Reached by cellphone, Studnicky would only say that “Philip and I are hopeful we can resolve our differences amicably in a short period of time.” Spiegelman did not respond to requests for comment, nor did attorneys for both executives.
In 2016, Studnicky and Spiegelman announced they were branching into development by kicking off the first phase of an $82 million mixed-use project on a riverfront site they co-own in New Orleans.
However, their business relationship began to deteriorate around the same time, according to a lawsuit the Spiegelman-owned Monogram Marketing filed on May 23 against ISG and Craig Nicole Inc., a company controlled by Studnicky.
The complaint states Monogram and Craig Nicole own ISG and that the company, which was incorporated in 1995, has no operating agreement. In mid-2016, Spiegelman claims he and Studnicky “began having a difference of opinion on how to manage the affairs of ISG.” Later that year, Spiegelman wanted to shut down ISG but Studnicky wanted to keep the brokerage open, according to the suit.
The pair, according to the complaint, discussed a scenario in which Studnicky would manage the day-to-day affairs and Spiegelman would take a reduced share of the profits. While the complaint says this agreement was never formalized, it claims that Studnicky took over full management of ISG and four related entities since then.
Spiegelman accuses Studnicky of burning “through large amounts of cash” that ISG made in sales commissions and failing to deliver any profits. The complaint states that ISG has overhead and recurring expenses of more than $2.4 million, though “it should be one-fifth that.” Spiegelman further alleges that Studnicky retained unnecessary staff and “fronted clients who are continually late in reimbursing ISG.”
On June 22, Studnicky responded with a haymaker of a counterclaim riddled with personal attacks against Spiegelman. Studnicky alleges, for instance, that a third founding partner, Michael Colodny, disassociated himself from ISG due to Spiegelman’s “overbearing narcissism and obnoxious personality.”
“Spiegelman alienated himself from every major client to the point not one of them will even allow him to attend meetings with them,” the counterclaim states.
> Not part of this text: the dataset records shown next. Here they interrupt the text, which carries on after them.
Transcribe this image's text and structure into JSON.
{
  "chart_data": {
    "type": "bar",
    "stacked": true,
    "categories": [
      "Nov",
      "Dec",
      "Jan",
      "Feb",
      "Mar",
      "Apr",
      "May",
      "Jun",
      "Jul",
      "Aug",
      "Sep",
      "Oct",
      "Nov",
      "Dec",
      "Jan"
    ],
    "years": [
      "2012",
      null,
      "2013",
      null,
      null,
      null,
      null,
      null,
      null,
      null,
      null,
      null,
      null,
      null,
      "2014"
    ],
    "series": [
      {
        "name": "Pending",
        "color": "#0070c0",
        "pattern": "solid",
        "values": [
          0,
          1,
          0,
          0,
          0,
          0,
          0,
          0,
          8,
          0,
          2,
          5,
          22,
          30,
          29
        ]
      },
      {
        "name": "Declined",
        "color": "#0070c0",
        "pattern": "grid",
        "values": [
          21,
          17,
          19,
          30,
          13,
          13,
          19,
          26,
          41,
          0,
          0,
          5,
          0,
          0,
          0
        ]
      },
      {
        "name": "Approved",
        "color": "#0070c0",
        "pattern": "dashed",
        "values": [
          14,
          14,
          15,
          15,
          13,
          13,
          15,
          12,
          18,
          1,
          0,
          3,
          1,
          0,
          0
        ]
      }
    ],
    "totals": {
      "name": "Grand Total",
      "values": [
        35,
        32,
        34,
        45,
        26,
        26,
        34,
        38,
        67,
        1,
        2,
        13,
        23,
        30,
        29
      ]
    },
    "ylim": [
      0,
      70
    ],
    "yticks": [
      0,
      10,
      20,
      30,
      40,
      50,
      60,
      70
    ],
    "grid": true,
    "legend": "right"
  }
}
His “substance abuse problems and his anti-social behavior and inebration caused him to be unable to function in any productive capacity.”
In addition, Studnicky refuted Spiegelman’s claim regarding the reason why his ownership stake in ISG was reduced. “Spiegelman went through a financially devastating divorce and did not have the financial ability to make required capital calls,” the counterclaim states. “In turn, Studnicky and [Craig Nicole] agreed to fund and operate the Florida operations.”
Studnicky wasn’t done though. On July 20, he filed a separate lawsuit against Monogram, ISG and four related entities to recoup in excess of $1.8 million Studnicky claims he loaned the company to keep it afloat when operating shortfalls occurred.
An earlier version of this story misidentified the third founding partner who allegedly disassociated himself from ISG.